Well I'm trying to flush mount a friends Panny unit in his Mitusbishi Montero Dash.. 

Problems:

1. dash tappers at bottom 
2. the factory mount kit is currently in use as I can not find a DD kit for his truck. ( factory had Din + small din glovebox )

I want to flush his headunit in the dash and make it look normal. At the moment I can not find any mounting holes on the Panny that will allow me sink it down in the dash.

Any ideas would be great. As you can see the brackets mount on the side on the HU and then side down on a bar on each side of the dash for extra support.
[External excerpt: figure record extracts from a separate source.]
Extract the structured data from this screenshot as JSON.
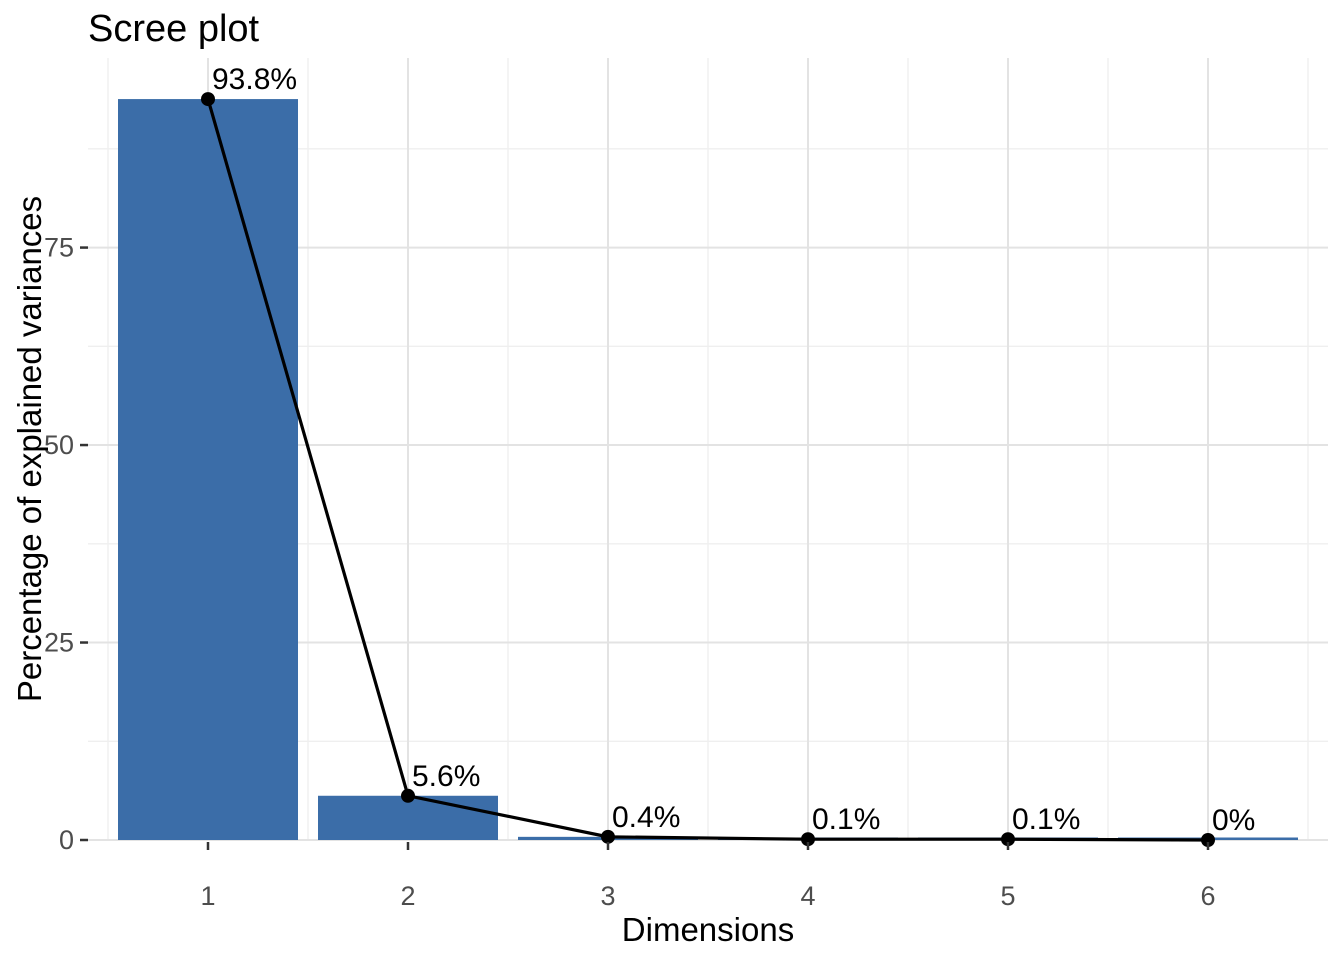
{
  "chart_data": {
    "type": "bar",
    "line_overlay": true,
    "title": "Scree plot",
    "xlabel": "Dimensions",
    "ylabel": "Percentage of explained variances",
    "categories": [
      "1",
      "2",
      "3",
      "4",
      "5",
      "6"
    ],
    "values": [
      93.8,
      5.6,
      0.4,
      0.1,
      0.1,
      0.0
    ],
    "point_labels": [
      "93.8%",
      "5.6%",
      "0.4%",
      "0.1%",
      "0.1%",
      "0%"
    ],
    "yticks": [
      0,
      25,
      50,
      75
    ],
    "yticks_minor": [
      12.5,
      37.5,
      62.5,
      87.5
    ],
    "ylim": [
      0,
      99.0
    ],
    "xlim_units": [
      0.4,
      6.6
    ],
    "legend": "none",
    "grid": "on",
    "colors": {
      "bar_fill": "#3B6DA8",
      "line": "#000000",
      "point": "#000000",
      "label_text": "#000000",
      "tick_text": "#4D4D4D",
      "tick_mark": "#333333",
      "grid_major": "#E3E3E3",
      "grid_minor": "#EFEFEF",
      "background": "#FFFFFF"
    }
  }
}
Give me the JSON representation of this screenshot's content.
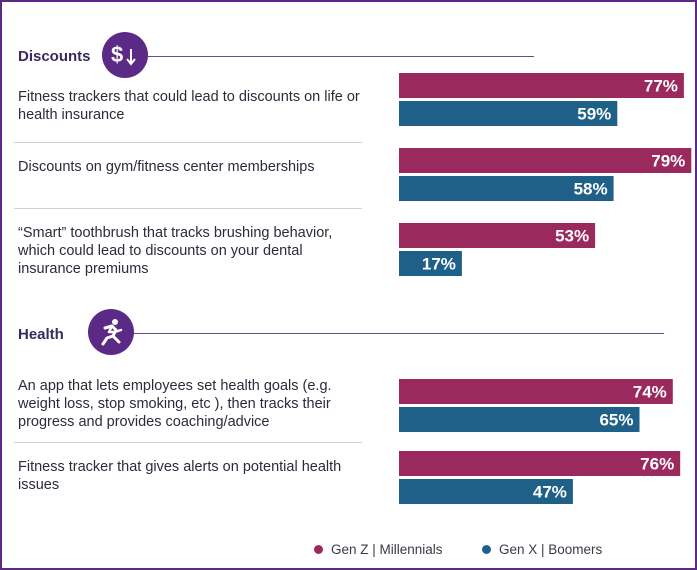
{
  "sections": [
    {
      "title": "Discounts",
      "icon": "dollar-down-icon",
      "questions": [
        {
          "label": "Fitness trackers that could lead to discounts on life or health insurance"
        },
        {
          "label": "Discounts on gym/fitness center memberships"
        },
        {
          "label": "“Smart” toothbrush that tracks brushing behavior, which could lead to discounts on your dental insurance premiums"
        }
      ]
    },
    {
      "title": "Health",
      "icon": "running-person-icon",
      "questions": [
        {
          "label": "An app that lets employees set health goals (e.g. weight loss, stop smoking, etc ), then tracks their progress and provides coaching/advice"
        },
        {
          "label": "Fitness tracker that gives alerts on potential health issues"
        }
      ]
    }
  ],
  "chart_data": {
    "type": "bar",
    "orientation": "horizontal",
    "categories": [
      "Fitness trackers that could lead to discounts on life or health insurance",
      "Discounts on gym/fitness center memberships",
      "“Smart” toothbrush that tracks brushing behavior, which could lead to discounts on your dental insurance premiums",
      "An app that lets employees set health goals (e.g. weight loss, stop smoking, etc ), then tracks their progress and provides coaching/advice",
      "Fitness tracker that gives alerts on potential health issues"
    ],
    "series": [
      {
        "name": "Gen Z | Millennials",
        "color": "#9a2a5e",
        "values": [
          77,
          79,
          53,
          74,
          76
        ],
        "labels": [
          "77%",
          "79%",
          "53%",
          "74%",
          "76%"
        ]
      },
      {
        "name": "Gen X | Boomers",
        "color": "#1f6088",
        "values": [
          59,
          58,
          17,
          65,
          47
        ],
        "labels": [
          "59%",
          "58%",
          "17%",
          "65%",
          "47%"
        ]
      }
    ],
    "xlim": [
      0,
      100
    ],
    "grid": false,
    "legend": "bottom-right"
  },
  "legend": {
    "items": [
      {
        "label": "Gen Z | Millennials",
        "color": "#9a2a5e"
      },
      {
        "label": "Gen X | Boomers",
        "color": "#1f6088"
      }
    ]
  }
}
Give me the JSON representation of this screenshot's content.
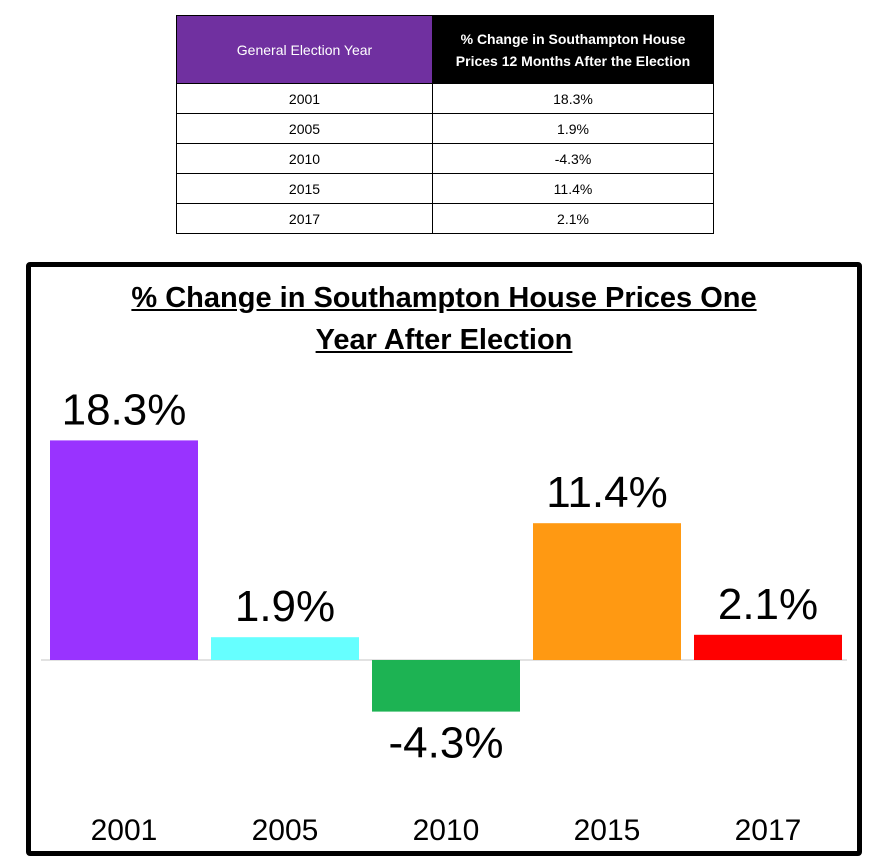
{
  "table": {
    "header_year": "General Election Year",
    "header_change": "% Change in Southampton House Prices 12 Months After the Election",
    "rows": [
      {
        "year": "2001",
        "change": "18.3%"
      },
      {
        "year": "2005",
        "change": "1.9%"
      },
      {
        "year": "2010",
        "change": "-4.3%"
      },
      {
        "year": "2015",
        "change": "11.4%"
      },
      {
        "year": "2017",
        "change": "2.1%"
      }
    ]
  },
  "colors": {
    "table_header_year_bg": "#7030a0",
    "table_header_change_bg": "#000000"
  },
  "chart_data": {
    "type": "bar",
    "title_line1": "% Change in Southampton House Prices One",
    "title_line2": "Year After Election",
    "categories": [
      "2001",
      "2005",
      "2010",
      "2015",
      "2017"
    ],
    "values": [
      18.3,
      1.9,
      -4.3,
      11.4,
      2.1
    ],
    "value_labels": [
      "18.3%",
      "1.9%",
      "-4.3%",
      "11.4%",
      "2.1%"
    ],
    "bar_colors": [
      "#9933ff",
      "#66ffff",
      "#1db353",
      "#ff9912",
      "#ff0000"
    ],
    "xlabel": "",
    "ylabel": "",
    "grid": false,
    "legend": false
  }
}
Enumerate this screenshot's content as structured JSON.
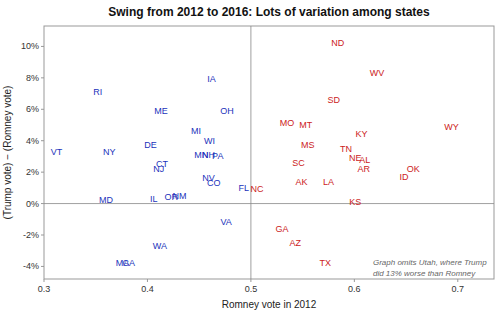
{
  "chart_data": {
    "type": "scatter",
    "title": "Swing from 2012 to 2016:  Lots of variation among states",
    "x_label": "Romney vote in 2012",
    "y_label": "(Trump vote) − (Romney vote)",
    "xlim": [
      0.3,
      0.735
    ],
    "ylim": [
      -0.048,
      0.113
    ],
    "xticks": [
      0.3,
      0.4,
      0.5,
      0.6,
      0.7
    ],
    "yticks": [
      {
        "value": -0.04,
        "label": "-4%"
      },
      {
        "value": -0.02,
        "label": "-2%"
      },
      {
        "value": 0.0,
        "label": "0%"
      },
      {
        "value": 0.02,
        "label": "2%"
      },
      {
        "value": 0.04,
        "label": "4%"
      },
      {
        "value": 0.06,
        "label": "6%"
      },
      {
        "value": 0.08,
        "label": "8%"
      },
      {
        "value": 0.1,
        "label": "10%"
      }
    ],
    "grid": false,
    "reference_lines": [
      {
        "axis": "y",
        "value": 0.0
      },
      {
        "axis": "x",
        "value": 0.5
      }
    ],
    "annotations": [
      {
        "text": "Graph omits Utah, where Trump\ndid 13% worse than Romney",
        "x": 0.618,
        "y": -0.034
      }
    ],
    "series": [
      {
        "color": "#2233bb",
        "marker": "label",
        "labels": [
          "VT",
          "RI",
          "NY",
          "MD",
          "MA",
          "CA",
          "DE",
          "WA",
          "ME",
          "IL",
          "NJ",
          "CT",
          "OR",
          "NM",
          "MI",
          "WI",
          "MN",
          "NH",
          "PA",
          "NV",
          "CO",
          "IA",
          "OH",
          "FL",
          "VA"
        ],
        "x": [
          0.312,
          0.352,
          0.363,
          0.36,
          0.376,
          0.382,
          0.403,
          0.412,
          0.413,
          0.406,
          0.411,
          0.414,
          0.423,
          0.431,
          0.447,
          0.46,
          0.452,
          0.459,
          0.468,
          0.459,
          0.464,
          0.462,
          0.477,
          0.493,
          0.476
        ],
        "values": [
          0.033,
          0.071,
          0.033,
          0.002,
          -0.038,
          -0.038,
          0.037,
          -0.027,
          0.059,
          0.003,
          0.022,
          0.025,
          0.004,
          0.005,
          0.046,
          0.04,
          0.031,
          0.031,
          0.03,
          0.016,
          0.013,
          0.079,
          0.059,
          0.01,
          -0.012
        ]
      },
      {
        "color": "#cc2222",
        "marker": "label",
        "labels": [
          "NC",
          "ND",
          "WV",
          "SD",
          "WY",
          "MO",
          "MT",
          "KY",
          "MS",
          "TN",
          "AL",
          "NE",
          "SC",
          "AR",
          "AK",
          "LA",
          "OK",
          "ID",
          "KS",
          "GA",
          "AZ",
          "TX"
        ],
        "x": [
          0.506,
          0.584,
          0.622,
          0.58,
          0.694,
          0.535,
          0.553,
          0.607,
          0.555,
          0.592,
          0.61,
          0.601,
          0.546,
          0.609,
          0.549,
          0.575,
          0.657,
          0.648,
          0.601,
          0.53,
          0.543,
          0.572
        ],
        "values": [
          0.009,
          0.102,
          0.083,
          0.066,
          0.049,
          0.051,
          0.05,
          0.044,
          0.037,
          0.035,
          0.028,
          0.029,
          0.026,
          0.022,
          0.014,
          0.014,
          0.022,
          0.017,
          0.001,
          -0.016,
          -0.025,
          -0.038
        ]
      }
    ]
  }
}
At the moment I'm thinking of making different brackets similar to factory ones but that's much time consuming. 









*
You can see the bar on the left side down in the dash that's what the bracket slides down.*


----------



## DAT (Oct 8, 2006)




----------



## ween (Mar 12, 2009)

hi,
drill new holes in the side brackets. mount the radio in the existing holes in the brackets, then in the dash...like the last pic in the first post shows. measure with a ruler how far back the radio needs to be at the top and bottom (for your idea of flush)...appears to be different, sticking further out at the bottom. locate holes further back on the factory brackets the appropriate distances. you may want to make the holes a size or two larger to allow for slight adjustments, a step drill works well for that. you may also need different hardware, pan head screw with larger head, M5 thread. don't go too long with thread length/depth, should be marked on radio chassis. also if you can find internal/external thread lock washers, use at least four of them...two per side. they'll help locate the unit squarely in the dash. as for trimming off the radio itself, a visit to a stereo shop should be able to get you a double din bezel from an aftermarket radio, or installation accessories company, if you don't already have one.
m


----------



## DT053 (Mar 23, 2007)

Hey Dave,

here's a couple of links that might help. Although these may be a little extreme, it should give you a lot of pointers. If I can help let me know.

dT

How-To: Recessed Screen and DVD Drive - MP3Car.com

HOWTO: Building a removable LCD screen bezel and mount - MP3Car.com

Both came from this page.

http://www.mp3car.com/vbulletin/fabrication/


----------